Take what happened on Sunday night in El Salvador.
The Farabundo Marti National Liberation Front (FMLN), once targeted by the US government as a threat to the world as we knew it, whose defeat was seen as being worth billions of dollars and thousands of lives, gains power.
The young revolutionary leaders who once attracted the attention of the Kremlin or the CIA are now middle-aged men
The US administration sends its congratulations, and says it "looks forward to working with the new government".
The man who will finally bring the party of former Marxist guerrillas from the jungle to the presidential palace is not perhaps the person the Pentagon analysts of the 1980s expected.
Mauricio Funes has never been seen in army fatigues, or carrying an AK-47. He likes a grey suit and designer spectacles. His weapon of choice is a natural eloquence, and a glowing CV from his former employer - CNN.
His view of the American administration is yet more evidence of how the world, and the White House, has changed.
Mr Funes is an admirer of President Barack Obama. He even used his image in his election campaign - something the local US embassy thought was taking things too far.
The FMLN's journey from guerrilla army to government has many parallels to the voyage made by another group of (confusingly similarly abbreviated) left-wing rebels, in neighbouring Nicaragua.
Mr Funes's opponents say he is a puppet of Hugo Chavez
The FSLN, or Sandinista National Liberation Front, took power in 1979, establishing a revolutionary government.
Throughout the 1980s the Reagan administration, fearing communism in its back yard, poured money and weapons into the hands of the group's opponents, collectively called the Contras, to try to unseat the rebels.
Finally, the Sandinistas were voted out of power in 1990.
But fast-forward to 2006, and they are back. The group's historic and once-feared leader, Daniel Ortega, is president of Nicaragua.

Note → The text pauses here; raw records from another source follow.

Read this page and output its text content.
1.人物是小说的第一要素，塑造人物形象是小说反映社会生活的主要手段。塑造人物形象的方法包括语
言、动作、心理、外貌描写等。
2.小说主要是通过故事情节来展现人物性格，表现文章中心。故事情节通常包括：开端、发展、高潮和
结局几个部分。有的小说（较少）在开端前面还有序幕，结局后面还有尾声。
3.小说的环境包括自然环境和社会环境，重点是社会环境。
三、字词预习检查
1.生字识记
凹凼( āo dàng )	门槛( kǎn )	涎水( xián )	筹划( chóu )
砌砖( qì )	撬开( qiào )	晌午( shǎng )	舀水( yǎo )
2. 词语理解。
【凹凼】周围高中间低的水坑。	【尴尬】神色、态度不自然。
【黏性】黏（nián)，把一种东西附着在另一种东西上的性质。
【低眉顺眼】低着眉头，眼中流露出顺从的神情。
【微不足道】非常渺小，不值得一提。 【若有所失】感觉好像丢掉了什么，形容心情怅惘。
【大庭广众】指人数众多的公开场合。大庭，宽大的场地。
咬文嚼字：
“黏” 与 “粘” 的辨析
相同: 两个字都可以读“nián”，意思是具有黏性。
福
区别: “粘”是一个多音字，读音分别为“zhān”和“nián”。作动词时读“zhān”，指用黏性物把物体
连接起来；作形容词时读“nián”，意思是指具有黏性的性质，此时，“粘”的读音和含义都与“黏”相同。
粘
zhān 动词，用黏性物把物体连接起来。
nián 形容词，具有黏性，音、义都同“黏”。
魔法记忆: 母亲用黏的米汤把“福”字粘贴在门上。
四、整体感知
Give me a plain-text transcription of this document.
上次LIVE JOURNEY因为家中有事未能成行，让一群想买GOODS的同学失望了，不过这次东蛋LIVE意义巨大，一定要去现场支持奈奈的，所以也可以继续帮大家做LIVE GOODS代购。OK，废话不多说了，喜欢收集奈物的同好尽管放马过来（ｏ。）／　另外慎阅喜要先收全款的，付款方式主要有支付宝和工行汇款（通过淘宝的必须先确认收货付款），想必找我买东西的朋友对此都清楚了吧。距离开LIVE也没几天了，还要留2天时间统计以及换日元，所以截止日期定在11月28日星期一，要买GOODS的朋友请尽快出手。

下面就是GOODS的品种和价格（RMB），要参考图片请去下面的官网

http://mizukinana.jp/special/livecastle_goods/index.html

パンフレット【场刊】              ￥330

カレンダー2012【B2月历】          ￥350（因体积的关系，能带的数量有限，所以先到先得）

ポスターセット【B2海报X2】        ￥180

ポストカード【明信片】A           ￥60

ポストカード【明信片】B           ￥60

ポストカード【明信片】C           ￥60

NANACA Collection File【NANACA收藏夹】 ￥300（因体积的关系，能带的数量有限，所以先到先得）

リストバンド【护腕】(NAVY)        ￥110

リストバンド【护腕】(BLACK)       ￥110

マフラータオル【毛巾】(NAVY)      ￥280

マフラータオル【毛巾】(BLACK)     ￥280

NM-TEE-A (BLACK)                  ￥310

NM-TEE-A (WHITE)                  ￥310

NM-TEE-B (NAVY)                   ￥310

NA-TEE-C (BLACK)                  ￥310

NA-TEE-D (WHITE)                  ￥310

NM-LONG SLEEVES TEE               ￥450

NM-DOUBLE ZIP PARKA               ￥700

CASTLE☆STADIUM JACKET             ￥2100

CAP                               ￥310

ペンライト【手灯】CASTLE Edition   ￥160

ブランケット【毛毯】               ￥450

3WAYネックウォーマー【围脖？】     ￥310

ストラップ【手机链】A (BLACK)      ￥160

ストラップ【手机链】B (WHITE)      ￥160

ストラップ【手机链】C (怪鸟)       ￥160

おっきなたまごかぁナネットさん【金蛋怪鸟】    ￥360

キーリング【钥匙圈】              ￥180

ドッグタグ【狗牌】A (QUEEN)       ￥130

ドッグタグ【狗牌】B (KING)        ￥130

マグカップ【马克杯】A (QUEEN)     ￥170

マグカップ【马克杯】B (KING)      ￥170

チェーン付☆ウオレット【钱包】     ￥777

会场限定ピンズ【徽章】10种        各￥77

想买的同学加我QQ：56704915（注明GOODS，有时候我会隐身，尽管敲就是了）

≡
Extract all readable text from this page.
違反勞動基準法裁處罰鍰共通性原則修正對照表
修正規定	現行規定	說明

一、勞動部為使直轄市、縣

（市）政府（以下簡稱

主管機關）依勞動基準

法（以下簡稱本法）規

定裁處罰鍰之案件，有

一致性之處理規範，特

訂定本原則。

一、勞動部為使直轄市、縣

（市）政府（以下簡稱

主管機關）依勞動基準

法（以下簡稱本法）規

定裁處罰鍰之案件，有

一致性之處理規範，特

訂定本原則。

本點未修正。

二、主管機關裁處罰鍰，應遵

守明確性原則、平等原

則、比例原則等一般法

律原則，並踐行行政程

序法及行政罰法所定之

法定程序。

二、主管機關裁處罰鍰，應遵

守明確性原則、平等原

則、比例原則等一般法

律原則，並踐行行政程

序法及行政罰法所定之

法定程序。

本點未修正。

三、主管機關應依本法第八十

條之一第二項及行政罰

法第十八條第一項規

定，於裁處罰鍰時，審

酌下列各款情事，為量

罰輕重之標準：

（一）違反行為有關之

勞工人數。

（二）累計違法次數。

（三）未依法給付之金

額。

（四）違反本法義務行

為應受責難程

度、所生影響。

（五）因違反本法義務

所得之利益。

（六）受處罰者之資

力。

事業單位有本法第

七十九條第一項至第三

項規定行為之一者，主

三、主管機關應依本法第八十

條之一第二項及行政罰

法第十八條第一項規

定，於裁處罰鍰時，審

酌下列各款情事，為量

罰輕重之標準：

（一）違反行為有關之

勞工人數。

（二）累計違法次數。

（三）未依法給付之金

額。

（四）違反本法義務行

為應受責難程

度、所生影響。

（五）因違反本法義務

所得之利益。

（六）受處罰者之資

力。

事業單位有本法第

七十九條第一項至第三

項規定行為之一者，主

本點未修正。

He undoubtedly remains an irritation to plenty in the US government and elsewhere, who still question his commitment to democracy. Yet it is hard to imagine President Obama spending much of his time worrying about Mr Ortega, as President Reagan once did.
New Cold War?
Plenty has changed. The young revolutionary leaders who once attracted the attention of the Kremlin or the CIA are now middle aged men.

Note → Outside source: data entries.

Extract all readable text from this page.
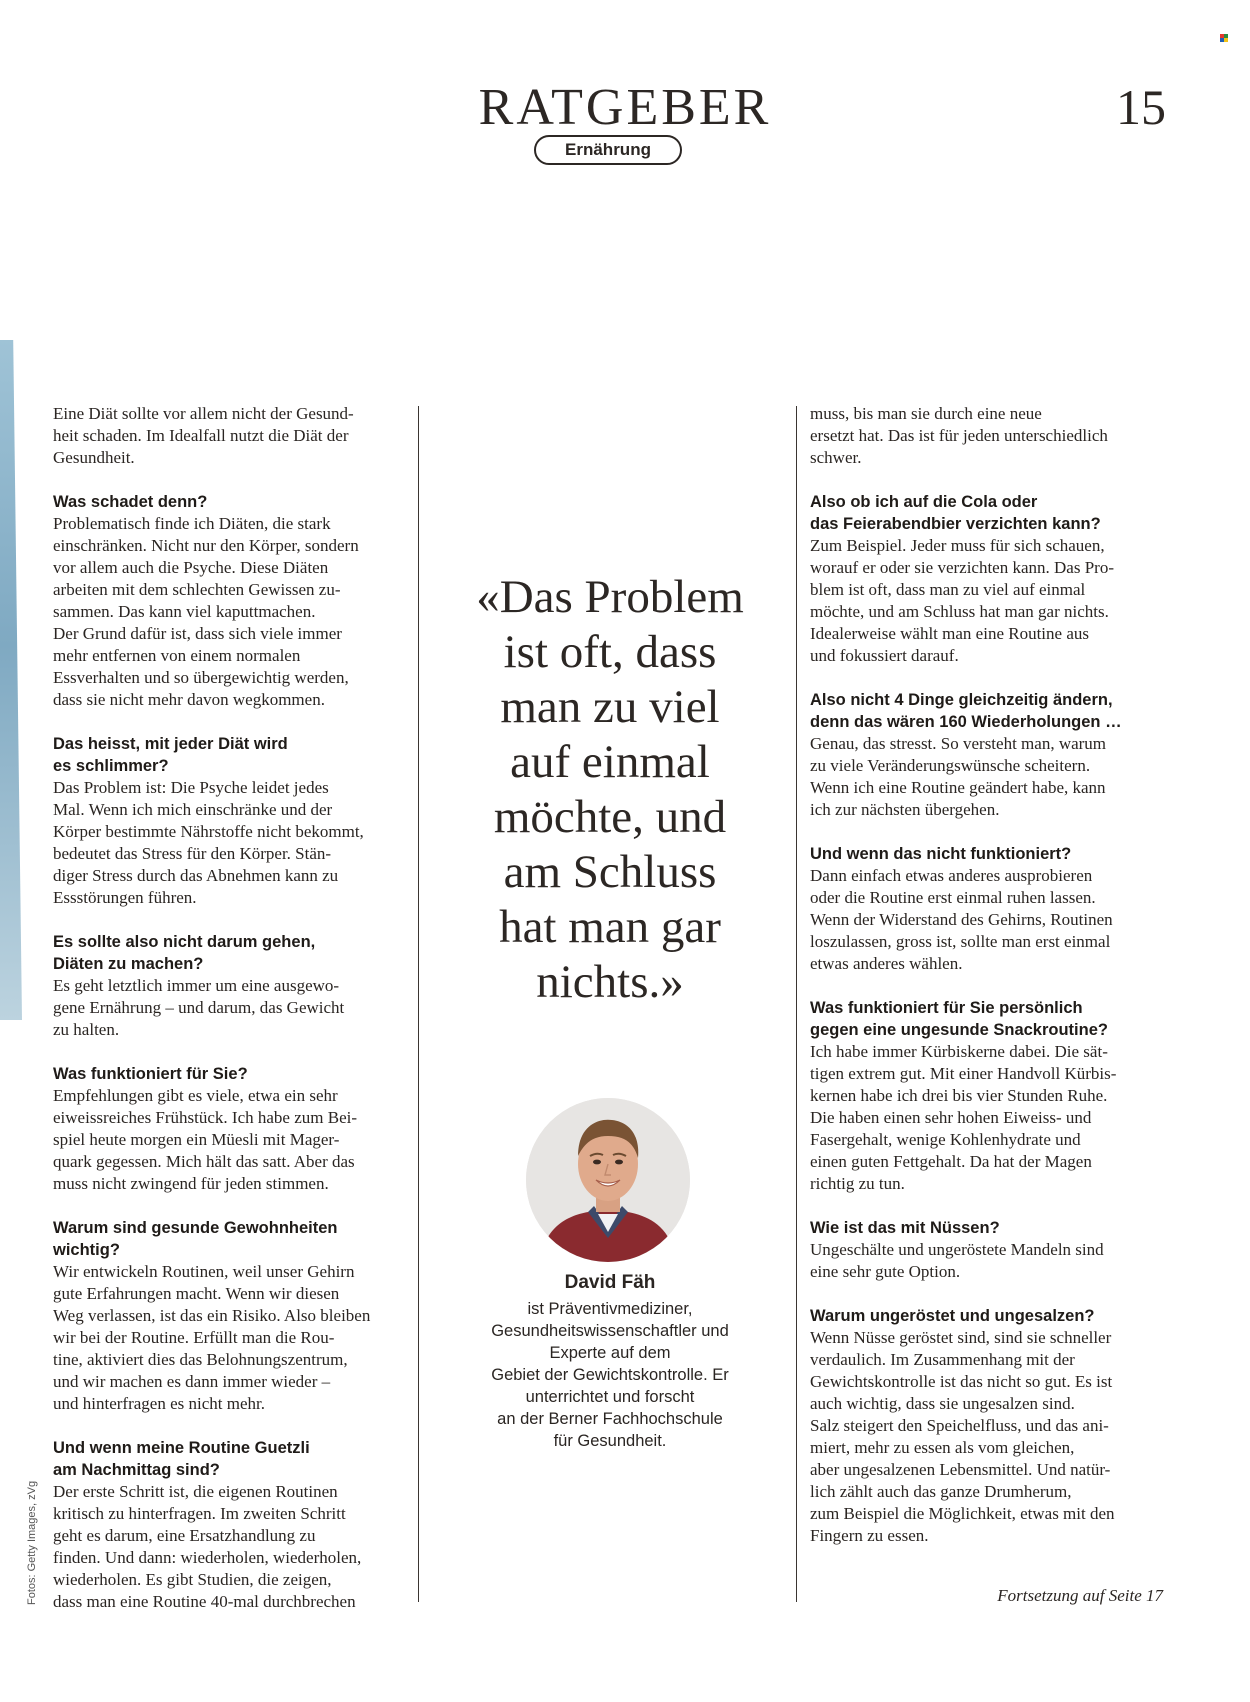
RATGEBER
Ernährung
15

Eine Diät sollte vor allem nicht der Gesund-
heit schaden. Im Idealfall nutzt die Diät der
Gesundheit.

Was schadet denn?
Problematisch finde ich Diäten, die stark
einschränken. Nicht nur den Körper, sondern
vor allem auch die Psyche. Diese Diäten
arbeiten mit dem schlechten Gewissen zu-
sammen. Das kann viel kaputtmachen.
Der Grund dafür ist, dass sich viele immer
mehr entfernen von einem normalen
Essverhalten und so übergewichtig werden,
dass sie nicht mehr davon wegkommen.

Das heisst, mit jeder Diät wird
es schlimmer?
Das Problem ist: Die Psyche leidet jedes
Mal. Wenn ich mich einschränke und der
Körper bestimmte Nährstoffe nicht bekommt,
bedeutet das Stress für den Körper. Stän-
diger Stress durch das Abnehmen kann zu
Essstörungen führen.

Es sollte also nicht darum gehen,
Diäten zu machen?
Es geht letztlich immer um eine ausgewo-
gene Ernährung – und darum, das Gewicht
zu halten.

Was funktioniert für Sie?
Empfehlungen gibt es viele, etwa ein sehr
eiweissreiches Frühstück. Ich habe zum Bei-
spiel heute morgen ein Müesli mit Mager-
quark gegessen. Mich hält das satt. Aber das
muss nicht zwingend für jeden stimmen.

Warum sind gesunde Gewohnheiten
wichtig?
Wir entwickeln Routinen, weil unser Gehirn
gute Erfahrungen macht. Wenn wir diesen
Weg verlassen, ist das ein Risiko. Also bleiben
wir bei der Routine. Erfüllt man die Rou-
tine, aktiviert dies das Belohnungszentrum,
und wir machen es dann immer wieder –
und hinterfragen es nicht mehr.

Und wenn meine Routine Guetzli
am Nachmittag sind?
Der erste Schritt ist, die eigenen Routinen
kritisch zu hinterfragen. Im zweiten Schritt
geht es darum, eine Ersatzhandlung zu
finden. Und dann: wiederholen, wiederholen,
wiederholen. Es gibt Studien, die zeigen,
dass man eine Routine 40-mal durchbrechen

«Das Problem
ist oft, dass
man zu viel
auf einmal
möchte, und
am Schluss
hat man gar
nichts.»
David Fäh
ist Präventivmediziner,
Gesundheitswissenschaftler und
Experte auf dem
Gebiet der Gewichtskontrolle. Er
unterrichtet und forscht
an der Berner Fachhochschule
für Gesundheit.

muss, bis man sie durch eine neue
ersetzt hat. Das ist für jeden unterschiedlich
schwer.

Also ob ich auf die Cola oder
das Feierabendbier verzichten kann?
Zum Beispiel. Jeder muss für sich schauen,
worauf er oder sie verzichten kann. Das Pro-
blem ist oft, dass man zu viel auf einmal
möchte, und am Schluss hat man gar nichts.
Idealerweise wählt man eine Routine aus
und fokussiert darauf.

Also nicht 4 Dinge gleichzeitig ändern,
denn das wären 160 Wiederholungen …
Genau, das stresst. So versteht man, warum
zu viele Veränderungswünsche scheitern.
Wenn ich eine Routine geändert habe, kann
ich zur nächsten übergehen.

Und wenn das nicht funktioniert?
Dann einfach etwas anderes ausprobieren
oder die Routine erst einmal ruhen lassen.
Wenn der Widerstand des Gehirns, Routinen
loszulassen, gross ist, sollte man erst einmal
etwas anderes wählen.

Was funktioniert für Sie persönlich
gegen eine ungesunde Snackroutine?
Ich habe immer Kürbiskerne dabei. Die sät-
tigen extrem gut. Mit einer Handvoll Kürbis-
kernen habe ich drei bis vier Stunden Ruhe.
Die haben einen sehr hohen Eiweiss- und
Fasergehalt, wenige Kohlenhydrate und
einen guten Fettgehalt. Da hat der Magen
richtig zu tun.

Wie ist das mit Nüssen?
Ungeschälte und ungeröstete Mandeln sind
eine sehr gute Option.

Warum ungeröstet und ungesalzen?
Wenn Nüsse geröstet sind, sind sie schneller
verdaulich. Im Zusammenhang mit der
Gewichtskontrolle ist das nicht so gut. Es ist
auch wichtig, dass sie ungesalzen sind.
Salz steigert den Speichelfluss, und das ani-
miert, mehr zu essen als vom gleichen,
aber ungesalzenen Lebensmittel. Und natür-
lich zählt auch das ganze Drumherum,
zum Beispiel die Möglichkeit, etwas mit den
Fingern zu essen.

Fortsetzung auf Seite 17
Fotos: Getty Images, zVg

If age has not tempered their radicalism, years in opposition have done so.
Since it was established as a legal political party, El Salvador's FMLN has spent 17 lonely years out of power, watching three of its candidates for president be soundly defeated by the conservative Arena party.

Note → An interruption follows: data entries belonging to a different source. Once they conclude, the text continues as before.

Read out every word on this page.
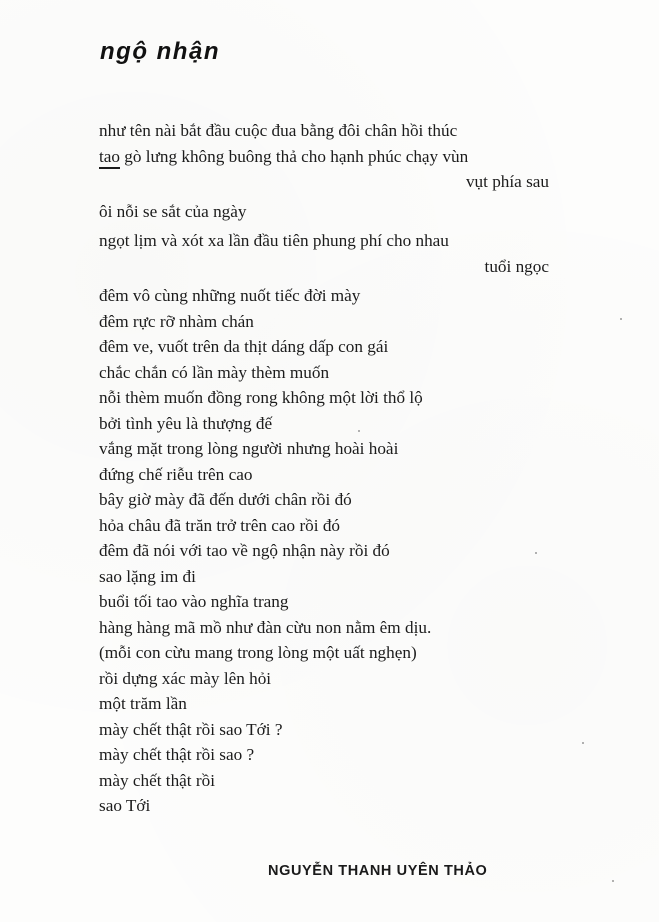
ngộ nhận
như tên nài bắt đầu cuộc đua bằng đôi chân hồi thúc
tao gò lưng không buông thả cho hạnh phúc chạy vùn
vụt phía sau
ôi nỗi se sắt của ngày
ngọt lịm và xót xa lần đầu tiên phung phí cho nhau
tuổi ngọc
đêm vô cùng những nuốt tiếc đời mày
đêm rực rỡ nhàm chán
đêm ve, vuốt trên da thịt dáng dấp con gái
chắc chắn có lần mày thèm muốn
nỗi thèm muốn đồng rong không một lời thổ lộ
bởi tình yêu là thượng đế
vắng mặt trong lòng người nhưng hoài hoài
đứng chế riễu trên cao
bây giờ mày đã đến dưới chân rồi đó
hỏa châu đã trăn trở trên cao rồi đó
đêm đã nói với tao về ngộ nhận này rồi đó
sao lặng im đi
buổi tối tao vào nghĩa trang
hàng hàng mã mồ như đàn cừu non nằm êm dịu.
(mỗi con cừu mang trong lòng một uất nghẹn)
rồi dựng xác mày lên hỏi
một trăm lần
mày chết thật rồi sao Tới ?
mày chết thật rồi sao ?
mày chết thật rồi
sao Tới
NGUYỄN THANH UYÊN THẢO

The radicals were left almost voiceless as El Salvador became the most steadfast ally of the US in Latin America.
They stood by as Salvadorean troops were sent to Iraq, and the US embargo on Cuba - where many FMLN guerrillas had trained - was not opposed.
Those years led the the party to rethink its strategy, and drove it to Mauricio Funes.
Some suggest that he is a front man, and point to the the fact that his running mate is Salvador Sanchez, a former guerrilla commander.
Others suggest that a new Cold War in Latin America is beginning, only with different protagonists: Venezuela's Hugo Chavez cast as the new Khrushchev, gathering acolytes into his fold.
With the economic crisis putting real pressure on the economies and people of Latin America, there will be plenty of opportunity for division and radicalism.
But look at Mr Funes, and it is tempting to believe that the real war is over.